Italy Puts Senior Bonds in Line for Losses Like Germany

Italy is set to put senior unsecured bank bonds in line for losses, following Germany’s lead with a law that facilitates writedowns to prevent taxpayer bailouts.

The Treasury in Rome will soon amend the order in which a failed lender’s capital will be written off, giving corporate and bank deposits preference over senior bonds, according to a new law implementing the European Union’s Bank Recovery and Resolution Directive. Senior bonds would be wiped out right after equity and subordinated debt, according to the law.

The 28-nation EU introduced rules requiring that bank creditors share the losses of failing banks instead of taxpayers who ended up as paymasters in the European debt crisis. Countries including Germany and Italy now have to amend local laws to remove practical obstacles that could stop them from making creditors take the hit should the time come.

“Changing the law would ensure the Italian banks’ bonds could be written down while deposits are protected,” said John Raymond, an analyst at CreditSights Inc. in London. “A German-style solution makes sense.”

The new Italian law was approved by the lower house July 2 and the Treasury will implement it by decree in the coming months. The German legislation has been under discussion in parliament since June.

Germany and Italy currently give senior bonds the same priority as deposits and other liabilities needed to carry out critical functions. That leaves regulators open to legal challenge if they impair senior bondholders while leaving depositors intact, which may hinder resolution.

Italy’s Approach

Italy’s law differs from the German draft in that it promotes deposits rather than subordinating the senior bonds. That might help it circumvent an objection the Bundesbank made to the German law, that subordination might make senior unsecured bonds ineligible for repurchase agreements with the European Central Bank, according to HSBC Holdings Plc analysts Frank Will and Ivan Zubo.

On top of EU rules, the world’s biggest banks will need to issue more instruments that can be written off to allow them to fail without needing public funds and without wrecking the financial system. The global Financial Stability Board proposed they have total loss-absorbing capacity, or TLAC, equivalent to as much as a fifth of their risk-weighted assets from 2019 at the earliest.

The cost of issuing new securities has prompted a search for alternatives, including ways of writing down senior notes outside of bankruptcy. Jurisdictions such as the U.K., the U.S. and Switzerland sidestep the problem by organizing their banks as holding companies that own a group of operating companies.

‘Structurally Subordinated’

Bonds issued by the holding companies are “structurally subordinated,” meaning they can take losses without involving the operating company.
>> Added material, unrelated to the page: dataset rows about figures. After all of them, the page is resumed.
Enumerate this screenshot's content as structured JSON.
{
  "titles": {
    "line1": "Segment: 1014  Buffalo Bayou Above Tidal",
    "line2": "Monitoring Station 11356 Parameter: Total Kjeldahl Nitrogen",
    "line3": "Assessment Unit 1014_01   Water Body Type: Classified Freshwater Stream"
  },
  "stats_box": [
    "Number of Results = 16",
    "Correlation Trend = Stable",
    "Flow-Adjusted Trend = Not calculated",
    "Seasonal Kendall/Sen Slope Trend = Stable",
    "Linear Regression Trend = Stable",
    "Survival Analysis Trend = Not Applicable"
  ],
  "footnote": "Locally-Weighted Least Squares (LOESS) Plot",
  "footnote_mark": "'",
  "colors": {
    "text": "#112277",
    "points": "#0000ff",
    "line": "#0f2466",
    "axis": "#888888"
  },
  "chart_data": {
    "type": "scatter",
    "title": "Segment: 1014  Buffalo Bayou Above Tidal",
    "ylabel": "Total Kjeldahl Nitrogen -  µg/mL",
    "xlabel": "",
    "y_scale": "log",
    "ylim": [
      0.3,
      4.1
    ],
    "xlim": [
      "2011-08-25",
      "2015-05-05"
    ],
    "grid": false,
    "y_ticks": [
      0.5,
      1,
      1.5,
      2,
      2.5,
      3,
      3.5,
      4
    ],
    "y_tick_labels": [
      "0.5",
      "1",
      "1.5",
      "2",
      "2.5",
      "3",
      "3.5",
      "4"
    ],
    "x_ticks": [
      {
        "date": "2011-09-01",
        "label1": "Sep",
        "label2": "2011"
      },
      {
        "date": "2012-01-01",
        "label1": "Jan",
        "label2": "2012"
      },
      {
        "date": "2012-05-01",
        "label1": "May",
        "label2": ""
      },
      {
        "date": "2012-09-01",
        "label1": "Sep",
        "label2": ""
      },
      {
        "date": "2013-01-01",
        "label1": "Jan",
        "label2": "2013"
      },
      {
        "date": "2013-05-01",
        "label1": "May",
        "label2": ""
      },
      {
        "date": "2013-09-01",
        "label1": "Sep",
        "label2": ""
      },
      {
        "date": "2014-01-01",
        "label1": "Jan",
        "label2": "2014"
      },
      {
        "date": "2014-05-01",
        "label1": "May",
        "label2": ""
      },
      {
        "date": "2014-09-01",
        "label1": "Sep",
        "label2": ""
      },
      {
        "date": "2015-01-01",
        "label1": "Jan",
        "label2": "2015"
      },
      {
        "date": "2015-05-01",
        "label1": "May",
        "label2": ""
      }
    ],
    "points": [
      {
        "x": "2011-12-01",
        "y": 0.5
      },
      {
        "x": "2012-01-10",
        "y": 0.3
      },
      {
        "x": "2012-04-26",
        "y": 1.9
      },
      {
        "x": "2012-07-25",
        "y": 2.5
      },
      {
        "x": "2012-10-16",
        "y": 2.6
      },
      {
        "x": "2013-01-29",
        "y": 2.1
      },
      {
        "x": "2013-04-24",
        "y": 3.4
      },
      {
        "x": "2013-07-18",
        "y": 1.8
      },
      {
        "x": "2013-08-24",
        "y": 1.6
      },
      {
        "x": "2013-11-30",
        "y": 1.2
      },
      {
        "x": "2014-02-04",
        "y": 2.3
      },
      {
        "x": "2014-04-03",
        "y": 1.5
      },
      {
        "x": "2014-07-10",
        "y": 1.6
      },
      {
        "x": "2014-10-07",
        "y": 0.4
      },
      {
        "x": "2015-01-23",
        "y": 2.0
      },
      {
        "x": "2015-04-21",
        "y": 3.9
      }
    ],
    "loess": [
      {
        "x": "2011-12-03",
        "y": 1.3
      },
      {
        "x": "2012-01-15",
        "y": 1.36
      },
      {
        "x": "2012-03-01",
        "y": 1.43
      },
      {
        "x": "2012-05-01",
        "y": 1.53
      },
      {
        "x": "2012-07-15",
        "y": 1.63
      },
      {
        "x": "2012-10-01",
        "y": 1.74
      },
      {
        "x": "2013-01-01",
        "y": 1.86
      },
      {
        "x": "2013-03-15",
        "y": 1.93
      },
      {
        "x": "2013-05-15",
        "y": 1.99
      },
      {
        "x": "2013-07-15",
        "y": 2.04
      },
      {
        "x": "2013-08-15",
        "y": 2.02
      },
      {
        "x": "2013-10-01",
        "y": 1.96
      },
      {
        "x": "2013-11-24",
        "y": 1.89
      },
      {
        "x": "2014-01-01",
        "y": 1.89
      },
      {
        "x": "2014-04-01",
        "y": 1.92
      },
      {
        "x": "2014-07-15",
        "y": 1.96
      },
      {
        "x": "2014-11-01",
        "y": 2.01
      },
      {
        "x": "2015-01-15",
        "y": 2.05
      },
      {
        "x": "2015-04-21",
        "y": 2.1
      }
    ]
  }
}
This avenue isn’t available for some continental banks like Deutsche Bank AG and UniCredit SpA, which could therefore benefit from the legislation in their home countries.

UniCredit’s Chief Executive Officer Federico Ghizzoni said the Italian law would make it easier for his bank to meet the FSB’s TLAC requirement.

“The government is working on a decree or proposal that should give preference to all deposits before senior bonds,” Ghizzoni said in an analyst call Aug. 5. “If this goes through -- there is already a consultation paper around so it’s not just an idea -- we would be in a very safe position.”

Still, as Italian banks often sell individual savers their senior bonds, the attempt to impair them is politically problematic, according to Stefano del Punta, chief financial officer of Intesa Sanpaolo SpA, Italy’s second-largest lender.

Even now, regulators are concerned that laws should be written in a way that avoids the possibility they might face legal challenge in dealing with a crippled bank.

International and European legislation “doesn’t clarify how other deposits rank with respect to senior unsecured bonds,” said Waleed El-Amir, UniCredit’s head of group strategic funding. “By failing to explicitly delineate, some parties believe that this could leave regulators open to legal challenge when they exercise the bail-in tool.”